‚Her‘ – Film von Spike Jonze

Veröffentlicht: 6. April 2014 in Filme, Kino, Kultur

Seit dem Film ‘Being John Malkovitch’ bin ich ein Fan von Spike Jonze. Das Drehbuch hatte mich damals restlos überzeugt, aber auch die Darsteller waren klasse. Dann ‘Wo die wilden Kerle wohnen’: auch eine absolut gelungene Verfilmung des gleichnamigen Kinderbuches.

Auch hier ging es um Gefühle, von vorn bis hinten, und ebenso in diesem neuen Film von Spike Jonze, in dem sich ein Mann, Single seines Zeichens, in sein OS (Operating System, eine Form künstlicher Intelligenz, die vom Organisieren der Ordnerstruktur des eigenen Rechners bis hin zur Freizeitgestaltung immer und überall wenn auch virtuell, zur Verfügung steht) verliebt. Samantha, wie sich die Stimme nennt, entpuppt sich als eine Stimme, hinter der ein super Kumpel mit verrückten Ideen stecken könnte, der auch noch bei allen Gefühlsangelegenheiten einfühlsam und partnerschaftlich auf die Bedürfnisse des Besitzers eingeht. Und auch Samantha, programmiert von einer Horde Programmierer und dazu noch lernfähig, verliebt sich in ihn. Gibt’s nicht? Naja, falls das heute noch nicht möglich sein sollte, so wird es doch nur eine Frage der Zeit sein, bis auch das möglich wird…

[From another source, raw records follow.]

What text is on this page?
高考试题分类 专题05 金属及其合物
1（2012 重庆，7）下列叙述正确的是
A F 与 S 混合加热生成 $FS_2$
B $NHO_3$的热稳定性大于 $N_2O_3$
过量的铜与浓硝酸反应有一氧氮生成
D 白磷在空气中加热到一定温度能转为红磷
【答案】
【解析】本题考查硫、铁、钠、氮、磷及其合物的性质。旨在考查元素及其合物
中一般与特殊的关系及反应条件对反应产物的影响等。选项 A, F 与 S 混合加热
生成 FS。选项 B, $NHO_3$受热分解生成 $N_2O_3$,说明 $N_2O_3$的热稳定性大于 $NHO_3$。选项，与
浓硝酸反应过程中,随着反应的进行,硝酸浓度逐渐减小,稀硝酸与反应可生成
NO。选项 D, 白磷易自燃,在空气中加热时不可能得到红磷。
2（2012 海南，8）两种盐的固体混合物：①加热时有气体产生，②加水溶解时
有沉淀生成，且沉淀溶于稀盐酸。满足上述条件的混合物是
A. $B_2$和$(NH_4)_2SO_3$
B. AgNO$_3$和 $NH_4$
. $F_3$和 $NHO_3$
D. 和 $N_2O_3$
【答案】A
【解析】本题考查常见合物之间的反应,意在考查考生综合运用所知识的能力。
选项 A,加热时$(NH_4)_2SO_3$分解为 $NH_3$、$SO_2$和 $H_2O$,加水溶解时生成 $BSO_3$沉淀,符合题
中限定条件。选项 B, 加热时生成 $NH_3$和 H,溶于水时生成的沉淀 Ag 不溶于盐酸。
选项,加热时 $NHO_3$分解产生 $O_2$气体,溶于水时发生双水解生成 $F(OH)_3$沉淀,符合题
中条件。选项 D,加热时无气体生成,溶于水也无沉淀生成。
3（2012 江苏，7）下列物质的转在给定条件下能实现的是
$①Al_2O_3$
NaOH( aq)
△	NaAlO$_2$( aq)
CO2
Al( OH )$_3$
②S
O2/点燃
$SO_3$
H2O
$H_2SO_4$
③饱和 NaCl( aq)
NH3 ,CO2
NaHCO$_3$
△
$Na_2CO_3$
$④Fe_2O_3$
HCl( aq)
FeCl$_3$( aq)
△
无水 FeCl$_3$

Joaquin Phoenix alias Theodore nicht allein, sondern mit Samantha am Strand… Quelle: Filmstarts.de

Joaquin Phoenix spielt den Mann, der vor einer Scheidung steht, und der bei der Partnersuche die üblichen Schwierigkeiten hat, sehr überzeugend. Und auch Samantha, die ich nur in Form von Luise Helm, der Synchronstimme von Scarlett Johannson, gehört habe, nimmt man die Gefühle wirklich sehr überzeugend ab. Es scheint skurril zu sein, und doch ist es denkbar, dass die virtuellen Freunde einen besser verstehen als die eigenen, wobei das bei allem ziemlich gruselige Zukunftsmusik ist… Aber dennoch: es ist ein Gedankenspiel, das theoretisch bald Realität werden könnte, wobei die Eigenschaften wie Kreativität (Samantha komponiert) oder eigenständiges Handeln (Samantha mischt sich in die Karriere ihres ‘Herrn’ ein und erkennt vorher die Qualität seiner Arbeit) wohl nur schwer so hergestellt werden können, wie in diesem Film (und ich hoffe das bleibt auch so).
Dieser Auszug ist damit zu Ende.